Bolland's appointment is not random. He already chairs Movement to Work, a charity that has helped more than 200,000 unemployed young people find jobs through existing partnerships with the Department for Work and Pensions. The government is betting that his existing relationships and track record in the private sector can accelerate what has been, by most measures, a stalled effort. Work and pensions secretary Pat McFadden framed the appointment as a signal of seriousness. Bolland himself said he felt "honoured and passionate" about the work, emphasizing that business involvement gives young people "the best possible chance of success."

A significant portion of Bolland's mandate will focus on young people with disabilities. Milburn's report found that an increasing number of young people are being classified as unfit to work due to anxiety, depression, and neurodevelopmental conditions. The data is sobering: six in ten young people have never held a job, compared with four in ten in 2005. Almost half of those who claim a health or disability benefit before age twenty-four remain unemployed or outside education a decade later. The government's spending priorities suggest the scale of the challenge.
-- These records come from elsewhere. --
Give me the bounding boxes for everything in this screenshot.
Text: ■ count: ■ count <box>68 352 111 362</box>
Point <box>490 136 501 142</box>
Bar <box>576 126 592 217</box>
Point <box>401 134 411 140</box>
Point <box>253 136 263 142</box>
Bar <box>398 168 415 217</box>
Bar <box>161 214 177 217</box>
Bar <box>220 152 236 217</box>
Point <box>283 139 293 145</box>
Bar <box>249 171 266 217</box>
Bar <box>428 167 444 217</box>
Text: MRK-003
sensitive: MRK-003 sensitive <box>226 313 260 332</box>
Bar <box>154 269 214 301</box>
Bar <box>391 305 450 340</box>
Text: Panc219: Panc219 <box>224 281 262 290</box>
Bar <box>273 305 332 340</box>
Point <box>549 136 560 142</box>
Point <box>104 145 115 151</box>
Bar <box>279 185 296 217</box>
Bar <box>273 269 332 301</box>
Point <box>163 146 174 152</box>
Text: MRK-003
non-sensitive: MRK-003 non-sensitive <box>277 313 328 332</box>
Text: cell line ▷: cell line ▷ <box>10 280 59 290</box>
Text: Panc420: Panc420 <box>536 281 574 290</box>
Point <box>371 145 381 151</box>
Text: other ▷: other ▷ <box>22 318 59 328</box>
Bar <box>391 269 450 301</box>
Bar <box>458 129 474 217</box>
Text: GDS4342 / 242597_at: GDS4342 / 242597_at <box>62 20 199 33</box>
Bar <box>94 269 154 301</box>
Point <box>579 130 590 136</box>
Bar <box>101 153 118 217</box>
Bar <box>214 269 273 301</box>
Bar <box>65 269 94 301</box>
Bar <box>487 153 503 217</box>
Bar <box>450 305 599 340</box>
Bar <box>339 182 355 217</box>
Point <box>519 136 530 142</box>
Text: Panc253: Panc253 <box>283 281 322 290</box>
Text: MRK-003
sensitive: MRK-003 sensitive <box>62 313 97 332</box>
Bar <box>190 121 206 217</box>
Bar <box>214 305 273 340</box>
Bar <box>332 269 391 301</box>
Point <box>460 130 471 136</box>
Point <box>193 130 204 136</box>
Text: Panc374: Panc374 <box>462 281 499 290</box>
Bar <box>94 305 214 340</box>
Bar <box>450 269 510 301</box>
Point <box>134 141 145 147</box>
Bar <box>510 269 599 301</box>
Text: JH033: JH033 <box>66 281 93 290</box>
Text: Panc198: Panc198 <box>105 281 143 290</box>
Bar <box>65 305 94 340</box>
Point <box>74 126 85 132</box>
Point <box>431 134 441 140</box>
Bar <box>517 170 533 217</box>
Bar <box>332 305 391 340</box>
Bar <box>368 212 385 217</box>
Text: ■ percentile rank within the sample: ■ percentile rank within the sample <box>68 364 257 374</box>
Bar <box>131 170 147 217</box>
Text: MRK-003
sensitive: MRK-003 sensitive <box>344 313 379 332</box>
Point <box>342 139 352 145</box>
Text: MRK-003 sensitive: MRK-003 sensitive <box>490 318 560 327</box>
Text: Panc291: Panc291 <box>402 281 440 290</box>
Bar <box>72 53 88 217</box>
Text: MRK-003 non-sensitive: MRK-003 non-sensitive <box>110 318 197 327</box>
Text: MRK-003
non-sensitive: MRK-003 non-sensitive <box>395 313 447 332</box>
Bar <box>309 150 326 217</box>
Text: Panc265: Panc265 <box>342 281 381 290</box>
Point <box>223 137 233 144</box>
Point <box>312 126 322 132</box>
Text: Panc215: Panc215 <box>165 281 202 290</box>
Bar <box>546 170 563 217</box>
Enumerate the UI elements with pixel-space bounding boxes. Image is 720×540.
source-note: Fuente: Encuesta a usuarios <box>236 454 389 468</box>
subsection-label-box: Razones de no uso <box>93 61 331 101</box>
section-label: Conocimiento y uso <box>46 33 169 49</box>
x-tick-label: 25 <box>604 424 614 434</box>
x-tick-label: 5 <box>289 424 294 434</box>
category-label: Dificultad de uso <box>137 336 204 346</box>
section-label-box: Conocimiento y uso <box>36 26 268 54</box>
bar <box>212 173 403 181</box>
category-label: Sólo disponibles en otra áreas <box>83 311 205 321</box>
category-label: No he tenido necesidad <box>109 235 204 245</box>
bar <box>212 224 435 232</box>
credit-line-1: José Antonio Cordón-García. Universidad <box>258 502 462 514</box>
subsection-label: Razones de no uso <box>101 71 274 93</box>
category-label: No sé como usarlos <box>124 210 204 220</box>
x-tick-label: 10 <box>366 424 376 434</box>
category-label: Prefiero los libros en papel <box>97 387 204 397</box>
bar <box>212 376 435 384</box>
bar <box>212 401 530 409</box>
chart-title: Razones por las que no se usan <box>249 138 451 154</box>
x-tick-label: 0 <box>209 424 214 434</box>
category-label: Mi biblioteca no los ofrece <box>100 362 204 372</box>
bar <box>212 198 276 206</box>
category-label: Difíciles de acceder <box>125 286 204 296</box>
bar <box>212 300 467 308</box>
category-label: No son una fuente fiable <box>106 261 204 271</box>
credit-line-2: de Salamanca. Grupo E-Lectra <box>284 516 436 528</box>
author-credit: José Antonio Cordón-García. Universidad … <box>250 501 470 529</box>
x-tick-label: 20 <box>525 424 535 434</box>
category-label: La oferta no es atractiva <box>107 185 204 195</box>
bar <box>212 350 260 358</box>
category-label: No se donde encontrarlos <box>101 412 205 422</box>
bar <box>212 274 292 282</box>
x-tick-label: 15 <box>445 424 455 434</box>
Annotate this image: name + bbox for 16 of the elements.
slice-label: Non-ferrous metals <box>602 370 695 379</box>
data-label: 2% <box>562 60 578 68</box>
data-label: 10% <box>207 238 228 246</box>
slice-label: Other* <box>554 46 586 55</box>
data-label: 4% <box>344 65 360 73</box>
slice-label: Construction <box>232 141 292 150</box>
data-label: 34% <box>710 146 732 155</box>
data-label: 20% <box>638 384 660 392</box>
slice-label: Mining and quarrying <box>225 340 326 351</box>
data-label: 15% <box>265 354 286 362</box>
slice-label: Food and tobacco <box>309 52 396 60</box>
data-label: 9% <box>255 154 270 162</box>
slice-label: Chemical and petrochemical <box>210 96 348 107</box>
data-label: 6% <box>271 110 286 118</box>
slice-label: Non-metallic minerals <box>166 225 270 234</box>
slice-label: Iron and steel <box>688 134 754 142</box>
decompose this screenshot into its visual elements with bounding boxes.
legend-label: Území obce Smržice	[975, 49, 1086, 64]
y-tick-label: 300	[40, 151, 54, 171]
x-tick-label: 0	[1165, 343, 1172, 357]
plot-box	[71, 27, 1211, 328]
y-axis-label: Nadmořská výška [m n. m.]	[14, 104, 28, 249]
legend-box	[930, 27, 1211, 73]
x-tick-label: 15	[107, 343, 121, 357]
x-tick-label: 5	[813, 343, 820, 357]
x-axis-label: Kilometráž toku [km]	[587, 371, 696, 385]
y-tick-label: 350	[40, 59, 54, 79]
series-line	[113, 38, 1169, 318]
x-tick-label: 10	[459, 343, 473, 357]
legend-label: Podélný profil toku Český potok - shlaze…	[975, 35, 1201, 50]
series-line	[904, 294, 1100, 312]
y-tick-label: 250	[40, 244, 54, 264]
For every twenty-five pounds spent on benefits for young people, just one pound goes toward helping them find work.

What Bolland is being asked to do, in essence, is rebalance that equation—to make the case to business leaders that investing in youth employment infrastructure makes sense, and to help disabled young people access training and jobs that currently feel out of reach. Whether a former retail executive can move that needle remains to be seen. But the appointment signals that the government views the problem as urgent enough to require someone with both private-sector credibility and existing charitable infrastructure already in place.

I know that working hand in hand with business to support young people gives them the best possible chance of success.
— Marc Bolland
The appointment sends a clear signal that the government is serious about tackling the challenge of youth unemployment.
— Pat McFadden, work and pensions secretary
The Hearth Conversation Another angle on the story
Inventor

Why bring in someone from retail and supermarkets to solve a youth employment crisis? What does Bolland actually know about this problem?

Model

He doesn't come in cold. Movement to Work has already placed over 200,000 young people into jobs. He knows how to move people from unemployment into work at scale. The government is betting on his existing relationships and track record, not just his title.

Inventor

But the numbers are getting worse, not better. Six in ten young people have never had a job. How does one person, even a well-connected one, reverse that?

Model

He's not meant to reverse it alone. His job is to convene—to get chief executives across different sectors to commit resources and create pathways. The real problem isn't lack of jobs; it's lack of coordination between what young people need and what businesses are willing to offer.

Inventor

What about the mental health piece? The report mentions anxiety and depression as major barriers. That's not a jobs problem; that's a health problem.

Model

True, but the report also shows the government spends twenty-five pounds on benefits for every pound spent on helping young people work. If you're depressed and isolated at home, a job—the right job, with support—can be part of the solution, not separate from it. Bolland's mandate includes working with charities that support disabled young people specifically.

Inventor

So this is about rebalancing the spending, not just creating more positions?

Model

Exactly. The infrastructure exists. The money exists. What's missing is the will to connect them. That's what Bolland is being asked to do.